隣町の神殿まで馬車でゆっくりと駆けて行く。
目的の林檎の下げ渡しは昼過ぎに行われるらしく、時間はたっぷりある。
五歳の時に突然レオン様に変化したリリアナ様は、旦那様の厳命により、その後屋敷から出ることは無かった。
それゆえ隣の町であっても行くのは初めてで、リリアナ様は目にする物すべてが珍しく興味深い様子で、ずっと馬車の窓から外を眺めている。

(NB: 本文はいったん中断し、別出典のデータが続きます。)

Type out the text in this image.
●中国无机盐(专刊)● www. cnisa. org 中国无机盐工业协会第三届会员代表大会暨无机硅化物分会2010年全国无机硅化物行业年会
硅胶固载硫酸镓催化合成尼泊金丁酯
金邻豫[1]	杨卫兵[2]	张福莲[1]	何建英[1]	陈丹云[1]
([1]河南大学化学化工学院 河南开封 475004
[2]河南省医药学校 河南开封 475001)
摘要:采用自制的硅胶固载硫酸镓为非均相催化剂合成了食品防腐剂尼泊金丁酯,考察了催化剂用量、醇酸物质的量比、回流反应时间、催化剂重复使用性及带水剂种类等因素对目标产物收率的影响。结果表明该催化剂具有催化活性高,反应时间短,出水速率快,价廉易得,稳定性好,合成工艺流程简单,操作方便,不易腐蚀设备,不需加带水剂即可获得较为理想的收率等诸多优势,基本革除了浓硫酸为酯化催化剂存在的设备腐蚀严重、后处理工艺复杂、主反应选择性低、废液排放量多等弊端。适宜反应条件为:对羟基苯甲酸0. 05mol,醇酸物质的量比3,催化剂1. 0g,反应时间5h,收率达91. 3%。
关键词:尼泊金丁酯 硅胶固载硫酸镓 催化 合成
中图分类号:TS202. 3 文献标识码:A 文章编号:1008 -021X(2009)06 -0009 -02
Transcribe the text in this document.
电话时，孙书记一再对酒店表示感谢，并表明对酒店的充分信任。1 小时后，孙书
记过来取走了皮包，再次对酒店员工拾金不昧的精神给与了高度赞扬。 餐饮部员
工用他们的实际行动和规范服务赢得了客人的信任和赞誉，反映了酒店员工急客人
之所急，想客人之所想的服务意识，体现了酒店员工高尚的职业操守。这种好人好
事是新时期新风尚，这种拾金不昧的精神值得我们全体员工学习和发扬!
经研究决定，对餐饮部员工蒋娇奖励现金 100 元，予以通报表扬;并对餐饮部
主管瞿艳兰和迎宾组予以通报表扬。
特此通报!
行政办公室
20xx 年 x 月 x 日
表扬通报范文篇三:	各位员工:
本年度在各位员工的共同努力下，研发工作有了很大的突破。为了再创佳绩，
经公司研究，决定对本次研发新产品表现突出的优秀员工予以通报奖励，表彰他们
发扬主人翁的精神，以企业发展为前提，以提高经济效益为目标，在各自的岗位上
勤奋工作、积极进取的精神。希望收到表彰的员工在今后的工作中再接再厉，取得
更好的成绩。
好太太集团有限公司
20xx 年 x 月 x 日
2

私はと言うと、十歳までは伯爵家の離れで育ち、護衛に選ばれてからはずっとリリアナ様の側にいたので、屋敷の外に出ることはほぼ無かった。
屋敷に出入りする商人達から、商売で訪れる色々な町の話を聞く機会が時々あったので、知識だけは多少はあるが、それでも初めて訪れる場所というのは、正直言ってわくわくする。
しばらく町中の平坦な道を走っていたが、少しずつ建物が減り目に入る緑が増えて来たようだ。
そのまま走り続けると、今度は川が見えてきた。
……川の側を通るのか。これは気をつけなければならないな。
私はそっとリリアナ様を見た。
アンリエッタ嬢の企みで川に落ちたリリアナ様はレオン様に変化した。
……二度とあんな危険な目に遭わせることの無いように、充分に注意を払わねば。
初めて訪れる隣町の神殿。
若者の間で有名だという祭り。
恋が叶うとか言う下げ渡しの林檎欲しさにどれだけの人が訪れるのか、想像もつかない。
……誰にもリリアナ様の秘密を知られること無く、無事に屋敷に戻る。
きらきらと目を輝かせて窓の外を眺めているリリアナ様に、私は心の中で誓った。
何があっても、必ずお守りする。
例えこの命を懸けても、リリアナ様をお守りするのが私の務め。
旦那様と奥様の元へ、きっと無事にお連れするのだ。